The schools curriculum should also be “re-evaluated”, the experts add.

"In the new era ahead of us, Scotland should consider introducing an agreed cycle of curriculum reform that creates necessary flexibility, balances national imperatives with local needs and circumstances, and encourages the kind of broad engagement in thinking that characterised the original national debate that led to CfE," it adds.

This should include greater use of digital technologies and platforms, which could pave the way to more blended learning even after the pandemic.

ICEA member Professor Chris Chapman, chair of educational policy and practice at Glasgow University, said: “Despite the challenges that we have faced during the global pandemic, it has been a pleasure to work with ICEA colleagues to offer challenge and support to the Scottish education system so that all children and young people of Scotland can achieve their full potential.”

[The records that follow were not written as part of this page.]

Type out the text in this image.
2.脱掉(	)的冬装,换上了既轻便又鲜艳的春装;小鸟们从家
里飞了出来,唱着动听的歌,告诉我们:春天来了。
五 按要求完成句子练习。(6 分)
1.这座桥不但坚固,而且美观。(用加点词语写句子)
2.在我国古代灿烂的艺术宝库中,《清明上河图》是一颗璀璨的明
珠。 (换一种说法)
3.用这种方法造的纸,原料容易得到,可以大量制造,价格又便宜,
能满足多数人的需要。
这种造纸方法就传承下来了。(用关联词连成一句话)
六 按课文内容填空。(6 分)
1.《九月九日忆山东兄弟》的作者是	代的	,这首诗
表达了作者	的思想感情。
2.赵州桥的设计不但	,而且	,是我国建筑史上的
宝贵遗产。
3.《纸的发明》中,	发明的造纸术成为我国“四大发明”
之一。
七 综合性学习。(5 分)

Deputy First Minister John Swinney said the report recognised the “effort and resources” going in to narrow attainment gaps.

“It reinforces the issue of equity as the defining agenda of our time, says we have an excellent standing internationally and that Scottish education can be a ‘global standard bearer in a post-pandemic world,” he said.

“That is no easy task and the report provides a series of detailed recommendations to help us not just get back to normal, but to use the pandemic as an opportunity to develop a more resilient education system for the future."